Hi Alexis and Diego,

Do you have any plans on coming up with a version of this software that can run in parallel in multi-core/multi-node environments? It's been running for 48 hours now on the "Optimizing per-gene branch lengths / model parameters" step on my dataset on a single core (using up 68.1GB of memory in case you are curious).

Cheers Carl

carloliveros commented 7 years ago

Hi Alexis and Diego,

Does the branch length of the reference tree have to be optimized only with the partitions without missing data? Your paper defines the reference tree as such. My concern with using only the partitions without missing data to optimize the branch length is that I only have 15 such partitions out of 4060, and so they may not have enough information for branch length optimization. Is it ok to use the full dataset? Although this of course will have the long branches for tips with a lot of missing data. Any advice?

Also my previous run did not complete because of wall time constraints. Do you think I can do this by dividing up my dataset into smaller groups of partitions and running the analysis on individual groups?

Cheers Carl

stamatak commented 7 years ago

Dear Carl,

Does the branch length of the reference tree have to be optimized only with the partitions without missing data?

No, the branch lengths are optimized on all partitions. Subsequently the algorithm steals branch lengths from partitions without missing data if I am not mistaken (Diego please confirm).

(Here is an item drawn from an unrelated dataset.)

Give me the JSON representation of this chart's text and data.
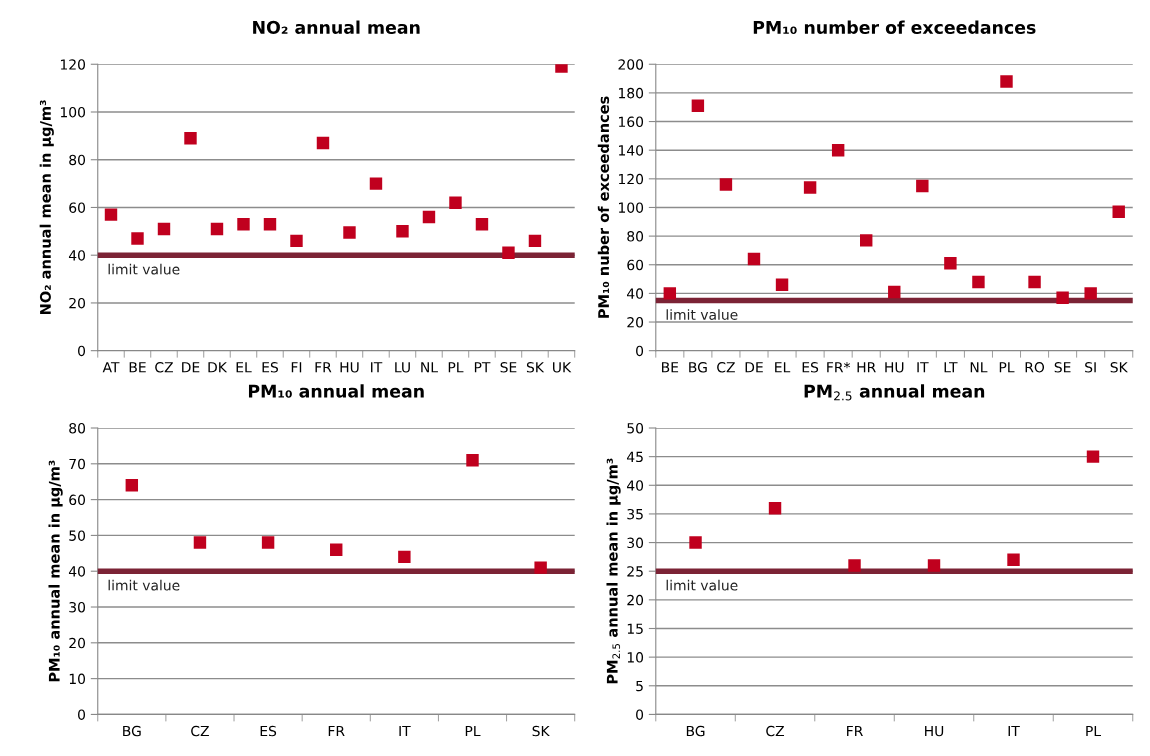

Your paper defines the reference tree as such. My concern with using only the partitions without missing data to optimize the branch length is that I only have 15 such partitions out of 4060, and so they may not have enough information for branch length optimization.

The branch lengths are not optimized but stolen from these 15 partitions. In my original implementation branch lengths for a specific bipartition of the tree were stolen from all partitions that have data on both sides of that bipartition, but I can't remember how Diego implemented this.

Is it ok to use the full dataset? Although this of course will have the long branches for tips with a lot of missing data.

Those will not be taken into account for branch length stealing.

Any advice?

Also my previous run did not complete because of wall time constraints. Do you think I can do this by dividing up my dataset into smaller groups of partitions and running the analysis on individual groups?

Maybe, as long as all 15 complete partitions are contained in these smaller datasets.

Alexis

Cheers Carl

— You are receiving this because you commented. Reply to this email directly, view it on GitHub https://github.com/ddarriba/ForeSeqs/issues/2#issuecomment-295435636, or mute the thread https://github.com/notifications/unsubscribe-auth/AA1w-p_eVufkPa26CDTIuIZaZRYMDWV3ks5rxnNhgaJpZM4M0xJK.

-- Alexandros (Alexis) Stamatakis

Research Group Leader, Heidelberg Institute for Theoretical Studies Full Professor, Dept. of Informatics, Karlsruhe Institute of Technology Adjunct Professor, Dept. of Ecology and Evolutionary Biology, University of Arizona at Tucson

www.exelixis-lab.org

ddarriba commented 7 years ago

That is right. The default behavior is as you described, taking the average of all the 'existing' branch lengths.

carloliveros commented 7 years ago

I am able to run the program after dividing my dataset into 4 parts each with ~ 1000 partitions. ForeSeqs runs fine with 3 of the 4 parts but I am encountering another error on one of the parts. Opening a new issue.